How could the gut influence the spine?
- Systemic inflammation: A compromised gut barrier can allow inflammatory molecules into circulation, potentially irritating spinal tissues.
- Nutrient absorption: Gut dysfunction can reduce absorption of key nutrients needed for bone, muscle, and disc health.
- Microbial metabolites: Beneficial gut microbes produce SCFAs that help regulate inflammation. Dysbiosis reduces these protective compounds.
- Nervous system signalling: The gut communicates with the nervous system; microbial imbalance may alter pain sensitivity.
Practical, low-risk steps that may help
Diet and microbiome
A gut-supportive diet may indirectly help back pain by lowering inflammation and improving metabolic health. Aim for:
- High-fibre foods (vegetables, fruits, legumes, whole grains)

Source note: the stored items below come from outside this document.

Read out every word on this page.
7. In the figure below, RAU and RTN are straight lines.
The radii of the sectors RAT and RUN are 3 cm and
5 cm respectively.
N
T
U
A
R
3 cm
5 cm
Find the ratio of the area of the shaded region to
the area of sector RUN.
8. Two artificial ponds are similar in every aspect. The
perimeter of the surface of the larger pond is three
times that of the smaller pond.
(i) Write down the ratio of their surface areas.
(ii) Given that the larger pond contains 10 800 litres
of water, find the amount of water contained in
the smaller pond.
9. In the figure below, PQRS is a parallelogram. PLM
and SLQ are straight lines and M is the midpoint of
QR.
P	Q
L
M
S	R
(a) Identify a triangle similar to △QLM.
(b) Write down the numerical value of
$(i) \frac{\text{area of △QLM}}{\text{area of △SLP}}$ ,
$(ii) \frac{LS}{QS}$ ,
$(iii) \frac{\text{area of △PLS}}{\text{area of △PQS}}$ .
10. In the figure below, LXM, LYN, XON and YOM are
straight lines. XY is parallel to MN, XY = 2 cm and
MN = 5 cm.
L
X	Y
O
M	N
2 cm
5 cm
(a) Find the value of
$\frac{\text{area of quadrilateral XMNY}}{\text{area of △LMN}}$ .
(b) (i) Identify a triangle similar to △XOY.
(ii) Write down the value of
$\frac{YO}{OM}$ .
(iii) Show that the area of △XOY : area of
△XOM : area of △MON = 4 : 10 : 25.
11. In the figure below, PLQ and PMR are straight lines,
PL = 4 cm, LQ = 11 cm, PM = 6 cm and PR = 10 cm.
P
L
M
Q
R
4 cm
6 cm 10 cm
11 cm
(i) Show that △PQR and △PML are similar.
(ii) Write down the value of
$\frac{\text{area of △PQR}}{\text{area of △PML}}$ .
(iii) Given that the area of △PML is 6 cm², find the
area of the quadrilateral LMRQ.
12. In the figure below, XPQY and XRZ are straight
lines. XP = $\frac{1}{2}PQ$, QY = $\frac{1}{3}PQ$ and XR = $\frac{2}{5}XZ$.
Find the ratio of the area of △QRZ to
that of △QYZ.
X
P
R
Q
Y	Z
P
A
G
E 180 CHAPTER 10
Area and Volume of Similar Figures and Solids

- Healthy fats (seeds, nuts, olive oil, oily fish)
- Fermented foods and kombucha to support microbial diversity
Exercise and movement
Regular movement (walking, Pilates, strength training) supports spinal stability and positively influences the microbiome.
Sleep and stress
Stress and poor sleep disrupt gut microbes and increase inflammation. Supporting your sleep cycle and managing stress can contribute to better gut and back health.
Professional guidance
Contact a clinician if pain is severe or accompanied by red flags. For chronic pain, physiotherapy combined with nutrition guidance may provide a more holistic solution.
What the future might bring
Researchers are exploring whether specific gut bacteria influence spinal degeneration and whether diet or microbiome-based therapies could form part of future back pain treatment. While more trials are needed, supporting gut health is already a low-risk, high-benefit strategy.